An update on Jim Gee who is quoted in the above posts.

How does the NZ health sector compare?

There have been a number of "Professionals" whom have been caught over the years with their hands in the jar.

It also impacts on how much we pay in funds to operate hospitals & our levies.

How many "Fraud Investigators" does NZ have in the same arena?

NHS fraud could be as high as £5bn a year, says former health service official

Former counter-fraud director Jim Gee says health service losses could be 20 times higher than official government figure

James Meikle
* The Guardian, Monday 24 March 2014


Fraud may be costing the NHS £5bn a year, more than 20 times the government's official figures, with at least another £1bn being lost due to financial errors, according to a former senior official responsible for tackling the crime.

Jim Gee said the health service loses 7% of its budget annually to fraud and mistakes, amounting to about £7bn, and most of that was down to crime. Official statistics, which show £229m of losses through patients and dentists making false financial claims, are "completely implausible", he said. The government disputes Gee's estimates.

He told the BBC's Panorama programme due to be screened on Monday night that if the NHS was losing only this amount "it would be doing 30 times better than any other healthcare organisation in the world".

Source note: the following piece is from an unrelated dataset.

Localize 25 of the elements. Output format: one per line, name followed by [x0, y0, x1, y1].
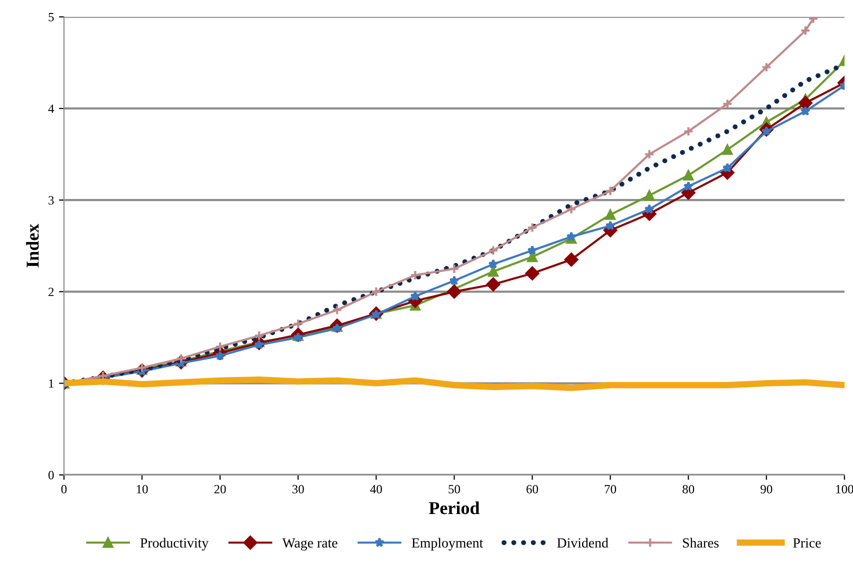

Government figures ignored losses that might be taking place in payroll and procurement, areas where there was "great potential for fraud", according to Gee. He is the former director of NHS counter-fraud services, who now chairs the advisory board of Portsmouth University's centre for fraud studies and is an author of the centre's report on the issue to be published this week.

Panorama says its own freedom of information requests reveal there are just over 300 fraud investigators in NHS Protect, the body responsible for tackling economic crime against the service in England and Wales. The Department of Work and Pensions employs six times that number to combat benefit cheats, the programme says.

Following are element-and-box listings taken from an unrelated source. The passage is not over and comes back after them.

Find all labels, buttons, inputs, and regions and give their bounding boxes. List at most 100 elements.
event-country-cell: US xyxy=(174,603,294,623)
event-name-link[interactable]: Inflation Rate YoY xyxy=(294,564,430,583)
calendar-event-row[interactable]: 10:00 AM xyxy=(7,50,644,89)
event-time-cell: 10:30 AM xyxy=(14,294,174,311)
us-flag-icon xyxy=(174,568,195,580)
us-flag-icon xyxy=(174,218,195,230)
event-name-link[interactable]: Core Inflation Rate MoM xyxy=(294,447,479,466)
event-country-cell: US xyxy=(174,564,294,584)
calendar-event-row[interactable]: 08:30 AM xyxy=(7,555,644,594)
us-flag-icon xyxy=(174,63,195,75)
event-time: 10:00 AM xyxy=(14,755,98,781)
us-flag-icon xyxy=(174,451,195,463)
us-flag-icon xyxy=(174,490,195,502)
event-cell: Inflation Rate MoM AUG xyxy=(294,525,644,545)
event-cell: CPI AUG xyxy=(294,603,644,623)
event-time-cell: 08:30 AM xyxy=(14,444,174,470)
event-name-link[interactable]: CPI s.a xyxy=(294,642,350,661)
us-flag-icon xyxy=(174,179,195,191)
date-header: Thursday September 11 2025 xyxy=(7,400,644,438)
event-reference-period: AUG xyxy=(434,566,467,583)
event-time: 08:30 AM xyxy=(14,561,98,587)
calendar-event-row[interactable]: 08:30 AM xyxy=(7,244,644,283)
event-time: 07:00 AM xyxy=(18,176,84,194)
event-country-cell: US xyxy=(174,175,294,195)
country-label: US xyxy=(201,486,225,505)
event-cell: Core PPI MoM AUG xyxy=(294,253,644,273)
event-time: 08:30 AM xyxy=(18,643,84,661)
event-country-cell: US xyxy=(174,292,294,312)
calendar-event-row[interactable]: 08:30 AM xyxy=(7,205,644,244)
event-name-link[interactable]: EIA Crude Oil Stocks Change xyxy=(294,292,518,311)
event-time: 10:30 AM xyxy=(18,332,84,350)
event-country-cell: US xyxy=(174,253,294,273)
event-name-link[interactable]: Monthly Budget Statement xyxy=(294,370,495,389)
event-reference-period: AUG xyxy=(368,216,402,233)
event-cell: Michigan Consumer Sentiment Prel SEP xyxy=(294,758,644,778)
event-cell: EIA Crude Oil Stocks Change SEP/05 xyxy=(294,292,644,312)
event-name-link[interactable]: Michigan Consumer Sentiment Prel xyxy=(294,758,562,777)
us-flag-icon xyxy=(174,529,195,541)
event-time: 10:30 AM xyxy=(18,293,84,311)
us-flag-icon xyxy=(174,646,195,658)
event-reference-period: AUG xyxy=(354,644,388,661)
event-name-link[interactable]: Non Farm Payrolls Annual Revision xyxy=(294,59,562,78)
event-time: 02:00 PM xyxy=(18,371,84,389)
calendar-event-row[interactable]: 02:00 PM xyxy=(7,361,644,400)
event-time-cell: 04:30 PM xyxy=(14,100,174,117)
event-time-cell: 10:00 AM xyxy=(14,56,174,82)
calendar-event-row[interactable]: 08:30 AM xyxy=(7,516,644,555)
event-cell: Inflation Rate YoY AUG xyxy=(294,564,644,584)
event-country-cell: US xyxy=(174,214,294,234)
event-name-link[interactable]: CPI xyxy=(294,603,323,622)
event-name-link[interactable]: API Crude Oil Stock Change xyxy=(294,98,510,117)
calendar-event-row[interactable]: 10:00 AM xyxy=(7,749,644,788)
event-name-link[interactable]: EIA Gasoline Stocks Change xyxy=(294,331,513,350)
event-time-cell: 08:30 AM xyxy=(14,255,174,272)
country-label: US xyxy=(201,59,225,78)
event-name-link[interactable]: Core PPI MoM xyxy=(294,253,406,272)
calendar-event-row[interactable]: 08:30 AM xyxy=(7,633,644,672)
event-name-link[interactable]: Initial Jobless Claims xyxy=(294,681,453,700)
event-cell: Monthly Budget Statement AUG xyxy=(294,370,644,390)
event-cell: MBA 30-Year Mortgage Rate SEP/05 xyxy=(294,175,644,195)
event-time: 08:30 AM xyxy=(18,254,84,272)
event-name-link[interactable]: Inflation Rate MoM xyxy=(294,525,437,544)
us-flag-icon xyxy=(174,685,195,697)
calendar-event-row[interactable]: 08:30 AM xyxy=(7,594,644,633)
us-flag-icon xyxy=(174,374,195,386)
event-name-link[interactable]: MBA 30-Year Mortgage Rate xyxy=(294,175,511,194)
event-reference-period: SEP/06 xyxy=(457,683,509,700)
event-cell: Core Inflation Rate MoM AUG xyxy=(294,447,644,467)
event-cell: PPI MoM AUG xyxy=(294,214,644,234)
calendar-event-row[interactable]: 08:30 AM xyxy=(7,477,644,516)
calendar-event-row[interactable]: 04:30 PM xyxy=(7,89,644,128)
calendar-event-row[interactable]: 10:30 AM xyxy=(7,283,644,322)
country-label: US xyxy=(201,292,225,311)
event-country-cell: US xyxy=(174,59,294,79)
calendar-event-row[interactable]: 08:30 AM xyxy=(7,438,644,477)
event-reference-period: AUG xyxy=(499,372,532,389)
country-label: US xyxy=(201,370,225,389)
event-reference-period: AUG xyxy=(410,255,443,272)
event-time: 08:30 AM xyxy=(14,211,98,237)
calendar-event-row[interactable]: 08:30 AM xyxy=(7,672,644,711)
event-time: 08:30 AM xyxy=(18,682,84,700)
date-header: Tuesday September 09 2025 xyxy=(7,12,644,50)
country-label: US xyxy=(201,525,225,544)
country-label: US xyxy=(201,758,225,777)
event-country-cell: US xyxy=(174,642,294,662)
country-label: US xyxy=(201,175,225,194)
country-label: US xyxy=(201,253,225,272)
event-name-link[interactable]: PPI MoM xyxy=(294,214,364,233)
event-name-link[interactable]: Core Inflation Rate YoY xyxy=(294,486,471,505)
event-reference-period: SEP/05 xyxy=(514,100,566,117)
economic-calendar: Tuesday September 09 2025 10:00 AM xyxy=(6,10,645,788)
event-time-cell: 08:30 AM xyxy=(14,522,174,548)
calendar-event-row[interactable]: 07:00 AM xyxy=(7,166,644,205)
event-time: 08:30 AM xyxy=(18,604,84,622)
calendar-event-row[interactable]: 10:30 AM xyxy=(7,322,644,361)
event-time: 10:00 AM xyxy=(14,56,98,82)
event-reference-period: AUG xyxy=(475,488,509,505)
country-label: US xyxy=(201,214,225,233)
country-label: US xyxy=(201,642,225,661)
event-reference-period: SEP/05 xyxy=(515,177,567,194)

Gee said the NHS staff wanted to do more but did not have the resources to do the job. "Cutting the budget of NHS Protect sends a message to fraudsters that there will be greater opportunities for them to gather their ill-gotten gains."

Panorama will give examples of individual frauds, including stolen medical products being sold on eBay, a GP using patient records to obtain prescriptions for drug addiction and dentists charging for unnecessary procedures or work they have not done.

The Department of Health
told Panorama in a statement it "did not recognise" Gee's figures, and added last night: "Fraud against the NHS is a crime that can have a serious impact on our ability to deliver high quality health services. Any allegation or suspicion of fraud should be referred to NHS Protect who are required to take appropriate action. When fraud is proven, we expect all appropriate sanctions and recovery action to take place."

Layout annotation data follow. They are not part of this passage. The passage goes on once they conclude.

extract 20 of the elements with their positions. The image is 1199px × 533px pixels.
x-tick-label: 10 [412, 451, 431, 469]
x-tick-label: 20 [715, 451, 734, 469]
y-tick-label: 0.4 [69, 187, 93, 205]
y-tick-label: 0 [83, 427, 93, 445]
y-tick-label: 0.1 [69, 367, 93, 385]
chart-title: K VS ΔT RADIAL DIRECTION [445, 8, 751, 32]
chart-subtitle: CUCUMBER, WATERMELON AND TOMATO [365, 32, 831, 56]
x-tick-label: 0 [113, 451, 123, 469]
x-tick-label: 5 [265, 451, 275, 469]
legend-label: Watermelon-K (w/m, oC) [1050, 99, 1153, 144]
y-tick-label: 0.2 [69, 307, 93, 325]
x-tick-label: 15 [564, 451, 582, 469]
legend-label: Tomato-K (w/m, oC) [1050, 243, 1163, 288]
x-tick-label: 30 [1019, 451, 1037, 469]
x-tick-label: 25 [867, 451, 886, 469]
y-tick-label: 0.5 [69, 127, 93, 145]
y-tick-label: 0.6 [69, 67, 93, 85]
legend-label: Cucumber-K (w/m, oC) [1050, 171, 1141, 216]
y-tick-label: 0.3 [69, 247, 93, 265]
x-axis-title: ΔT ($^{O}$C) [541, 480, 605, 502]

Andrew Gwynne, shadow health minister,
said ministers must explain why the NHS was "haemorrhaging" the amounts suggested by Gee. "After David Cameron's costly reorganisation, it can ill afford further ministerial incompetence. Patients are already paying the price.

"The government must account to parliament for this scandalous abuse of precious NHS resources and explain how it will put an end to it."

The £229m figure comes from the government's Annual Fraud Indicator, which only offers two specific areas of NHS fraud, £156m for patients falsely claiming exemption from charges, including for prescriptions, and £73m for dentists making false claims. It says, however, there may be £2.3bn worth of procurement fraud affecting the UK public sector and £335m in payroll fraud in England, Scotland and Wales.

Last week, a Rochdale GP who stole over £62,000 from the NHS was sentenced to nine months' imprisonment, suspended for 18 months, and ordered to pay £50,000 costs by Minshull Street Crown Court, Manchester. Thirumurugan Sundaresan admitted falsifying the records of 1,703 patients to hit targets and increase payments from the NHS to his practice.

Earlier this month, Joyce Trail, a Birmingham dentist jailed for seven years in 2012 for stealing £1.4m from the NHS, was issued with court orders that should see substantial sums given back to the health service. The NHS is also taking steps to cancel her pension.